Short of a major change of heart or strategy, don’t expect a shift in the vote balance anytime soon.
Republican holdouts want what Reid won’t give them — an open amendment process that could subject unemployment extension to the addition of major caveats and riders, or an agreement that would end tax credits for the children of immigrants without documentation. The latter could affect tens of thousands of Nevada families.
And Democrats want to point out that Republicans are putting party over people — a message the party’s campaign arm is only too eager to deliver.
“Because of Republican Senate candidates and the reckless economic agenda they have embraced, long-term jobless insurance has expired,” reads a Democratic Senatorial Campaign Committee news release this year.
But sending an urgent message on unemployment could become troublesome for a party that will also trumpet its economic achievements come fall.
“The Democrats are in an odd situation.
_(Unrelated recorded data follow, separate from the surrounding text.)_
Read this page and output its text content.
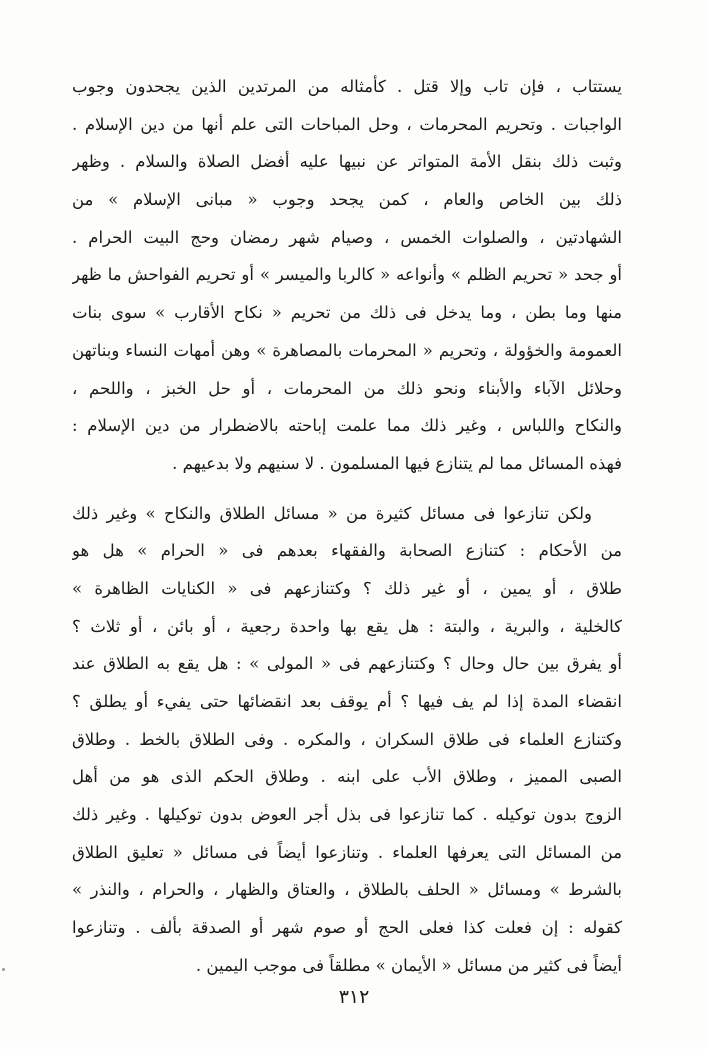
يستتاب ، فإن تاب وإلا قتل . كأمثاله من المرتدين الذين يجحدون وجوب
الواجبات . وتحريم المحرمات ، وحل المباحات التى علم أنها من دين الإسلام .
وثبت ذلك بنقل الأمة المتواتر عن نبيها عليه أفضل الصلاة والسلام . وظهر
ذلك بين الخاص والعام ، كمن يجحد وجوب « مبانى الإسلام » من
الشهادتين ، والصلوات الخمس ، وصيام شهر رمضان وحج البيت الحرام .
أو جحد « تحريم الظلم » وأنواعه « كالربا والميسر » أو تحريم الفواحش ما ظهر
منها وما بطن ، وما يدخل فى ذلك من تحريم « نكاح الأقارب » سوى بنات
العمومة والخؤولة ، وتحريم « المحرمات بالمصاهرة » وهن أمهات النساء وبناتهن
وحلائل الآباء والأبناء ونحو ذلك من المحرمات ، أو حل الخبز ، واللحم ،
والنكاح واللباس ، وغير ذلك مما علمت إباحته بالاضطرار من دين الإسلام :
فهذه المسائل مما لم يتنازع فيها المسلمون . لا سنيهم ولا بدعيهم .
ولكن تنازعوا فى مسائل كثيرة من « مسائل الطلاق والنكاح » وغير ذلك
من الأحكام : كتنازع الصحابة والفقهاء بعدهم فى « الحرام » هل هو
طلاق ، أو يمين ، أو غير ذلك ؟ وكتنازعهم فى « الكنايات الظاهرة »
كالخلية ، والبرية ، والبتة : هل يقع بها واحدة رجعية ، أو بائن ، أو ثلاث ؟
أو يفرق بين حال وحال ؟ وكتنازعهم فى « المولى » : هل يقع به الطلاق عند
انقضاء المدة إذا لم يف فيها ؟ أم يوقف بعد انقضائها حتى يفيء أو يطلق ؟
وكتنازع العلماء فى طلاق السكران ، والمكره . وفى الطلاق بالخط . وطلاق
الصبى المميز ، وطلاق الأب على ابنه . وطلاق الحكم الذى هو من أهل
الزوج بدون توكيله . كما تنازعوا فى بذل أجر العوض بدون توكيلها . وغير ذلك
من المسائل التى يعرفها العلماء . وتنازعوا أيضاً فى مسائل « تعليق الطلاق
بالشرط » ومسائل « الحلف بالطلاق ، والعتاق والظهار ، والحرام ، والنذر »
كقوله : إن فعلت كذا فعلى الحج أو صوم شهر أو الصدقة بألف . وتنازعوا
أيضاً فى كثير من مسائل « الأيمان » مطلقاً فى موجب اليمين .
٣١٢
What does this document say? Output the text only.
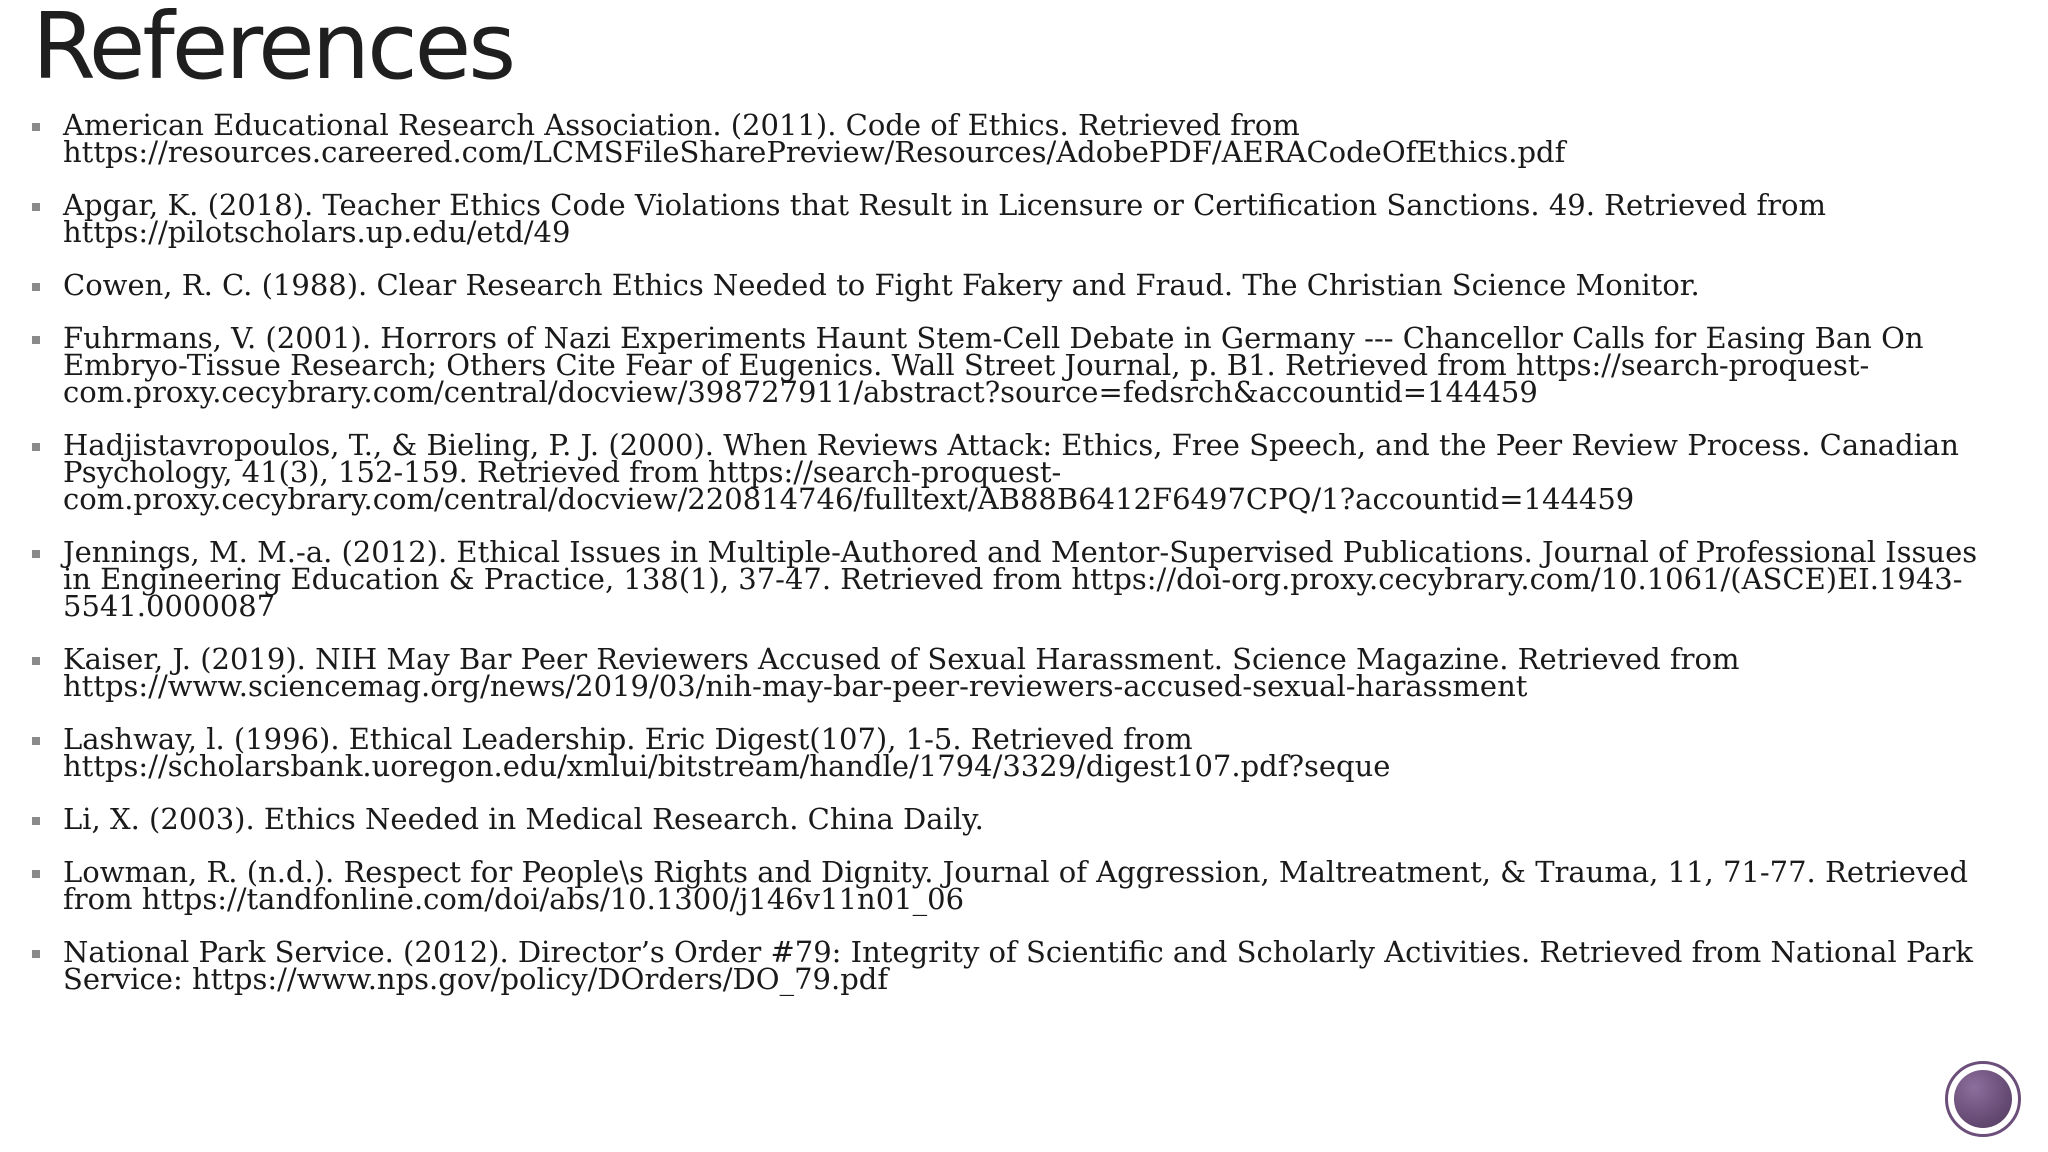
References
American Educational Research Association. (2011). Code of Ethics. Retrieved from https://resources.careered.com/LCMSFileSharePreview/Resources/AdobePDF/AERACodeOfEthics.pdf
Apgar, K. (2018). Teacher Ethics Code Violations that Result in Licensure or Certification Sanctions. 49. Retrieved from https://pilotscholars.up.edu/etd/49
Cowen, R. C. (1988). Clear Research Ethics Needed to Fight Fakery and Fraud. The Christian Science Monitor.
Fuhrmans, V. (2001). Horrors of Nazi Experiments Haunt Stem-Cell Debate in Germany --- Chancellor Calls for Easing Ban On Embryo-Tissue Research; Others Cite Fear of Eugenics. Wall Street Journal, p. B1. Retrieved from https://search-proquest-com.proxy.cecybrary.com/central/docview/398727911/abstract?source=fedsrch&accountid=144459
Hadjistavropoulos, T., & Bieling, P. J. (2000). When Reviews Attack: Ethics, Free Speech, and the Peer Review Process. Canadian Psychology, 41(3), 152-159. Retrieved from https://search-proquest-com.proxy.cecybrary.com/central/docview/220814746/fulltext/AB88B6412F6497CPQ/1?accountid=144459
Jennings, M. M.-a. (2012). Ethical Issues in Multiple-Authored and Mentor-Supervised Publications. Journal of Professional Issues in Engineering Education & Practice, 138(1), 37-47. Retrieved from https://doi-org.proxy.cecybrary.com/10.1061/(ASCE)EI.1943-5541.0000087
Kaiser, J. (2019). NIH May Bar Peer Reviewers Accused of Sexual Harassment. Science Magazine. Retrieved from https://www.sciencemag.org/news/2019/03/nih-may-bar-peer-reviewers-accused-sexual-harassment
Lashway, l. (1996). Ethical Leadership. Eric Digest(107), 1-5. Retrieved from https://scholarsbank.uoregon.edu/xmlui/bitstream/handle/1794/3329/digest107.pdf?seque
Li, X. (2003). Ethics Needed in Medical Research. China Daily.
Lowman, R. (n.d.). Respect for People\s Rights and Dignity. Journal of Aggression, Maltreatment, & Trauma, 11, 71-77. Retrieved from https://tandfonline.com/doi/abs/10.1300/j146v11n01_06
National Park Service. (2012). Director’s Order #79: Integrity of Scientific and Scholarly Activities. Retrieved from National Park Service: https://www.nps.gov/policy/DOrders/DO_79.pdf
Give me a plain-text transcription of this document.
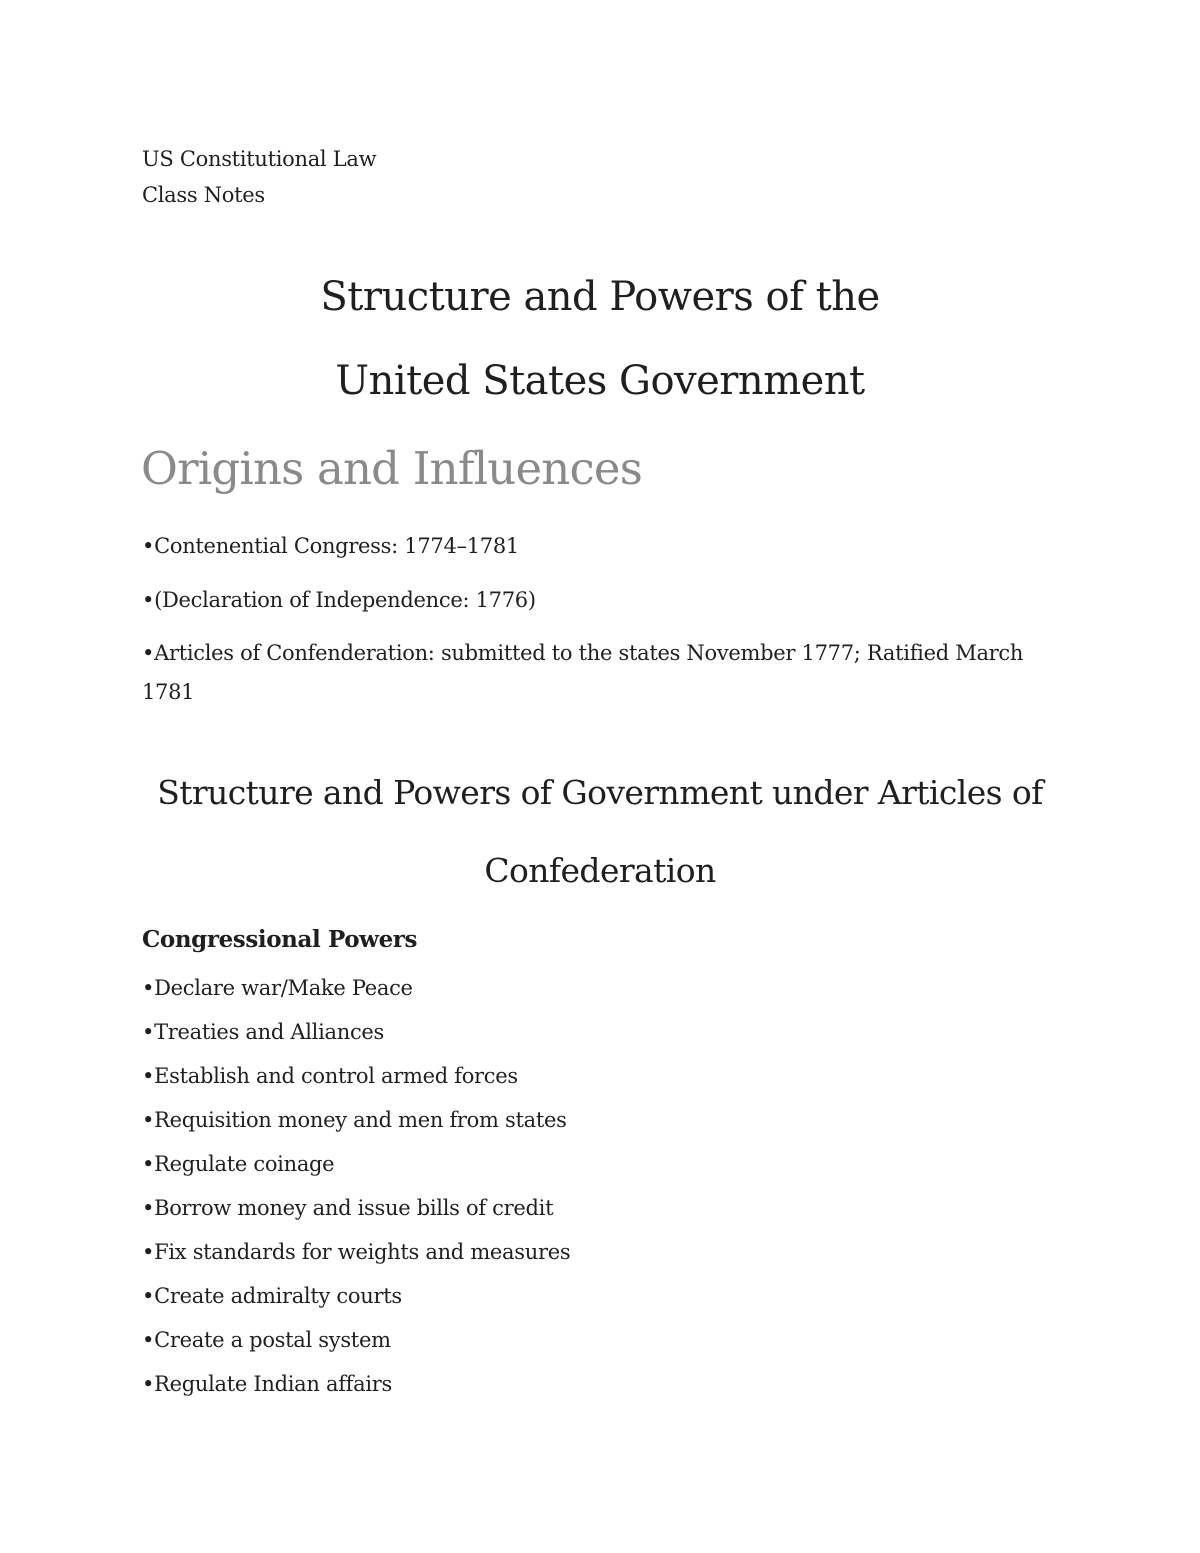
US Constitutional Law
Class Notes
Structure and Powers of the
United States Government
Origins and Influences
•Contenential Congress: 1774–1781
•(Declaration of Independence: 1776)
•Articles of Confenderation: submitted to the states November 1777; Ratified March 1781
Structure and Powers of Government under Articles of
Confederation
Congressional Powers
•Declare war/Make Peace
•Treaties and Alliances
•Establish and control armed forces
•Requisition money and men from states
•Regulate coinage
•Borrow money and issue bills of credit
•Fix standards for weights and measures
•Create admiralty courts
•Create a postal system
•Regulate Indian affairs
The economy has gotten better, the Democrats can claim, look the deficit has come down. … Oh, but remember the poor!” Herzik said. “They’re trying to send two distinct messages at the same time.”
Meanwhile, Republican governors who in past cycles have neutralized the Tea Party wing of the GOP — which is firmly opposed to an extension of the benefits — may also be muted for similar reasons.
“You have a lot of governors, like (Nevada Gov. Brian) Sandoval, who are running on improvement — we’re not as strong as we’d like to be, but hey, we’re improving — but hey, we need more unemployment?” Damore said. “That creates a dissonance as well.”
“Unemployment payments stopped. It’s now an individual hardship — and I don’t want to make light of that — but it hasn’t become this policy disaster,” Herzik said. “For Nevada, unemployment is still a policy issue. But nationwide, it’s big-time politics.”